停電時の対策が十分なされているかどうかも、電子カルテメーカーを選ぶ際に重要です。
セキュリティ対策が必要
電子カルテ導入に伴い、紙カルテ時代とは違ったセキュリティ対策が必要です。具体的には、ウイルスによる攻撃や、内部からの不正アクセスに備えなければなりません。

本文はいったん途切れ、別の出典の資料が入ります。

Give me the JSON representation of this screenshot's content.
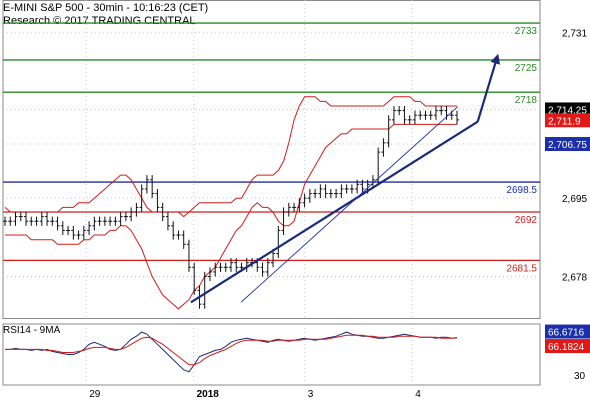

特にオンプレミス型の場合、病院内に多量のデータが蓄積されるため、ログの管理やアクセス制限などのセキュリティ対策が必須です。一方、クラウド型の電子カルテはデータを外部に保管するため、より高いセキュリティレベルを持っています。
紙カルテからの移行手順の検討が必要
現在紙カルテを利用している方は、電子カルテへの移行にあたり、即座に紙カルテを廃止するわけではありません。「保険医療機関及び保険医療養担当規則」の取り決めに従い、紙カルテを破棄するには、治療が完了してから5年が経過したカルテを選定する必要があります。
なぜなら、医療過誤が発覚した際、事実調査目的にカルテの開示を請求されるケースがあるためです。そのため、治療が完結してから5年が経過していないカルテに関しては、院内で保管するか、必要に応じて外部倉庫の利用検討が必要です。
電子カルテのメーカー選びにお悩みの方へ
電子カルテには、数多くのメーカーや機能があり、自院に最適な電子カルテシステムを選定するのも一苦労です。そこで、電子カルテのメーカー選びに迷っている方に向けて、CLINICSカルテの詳細な解説を以下の資料で用意しています。
ぜひ具体的な検討の参考材料としてご覧ください。
まとめ
電子カルテの活用には数々のメリットがあり、もっている機能を使いこなせば業務効率が飛躍的に向上します。さらに、カルテの保管スペースを削減できるため、医療モールなどの限られた場所での開業も検討しやすくなるでしょう。
導入時には吟味が必要ですが、電子カルテの導入は業務の効率化に大いに寄与します。電子カルテを導入し、診療に関する業務プロセスの効率化を図ってみてはいかがでしょうか。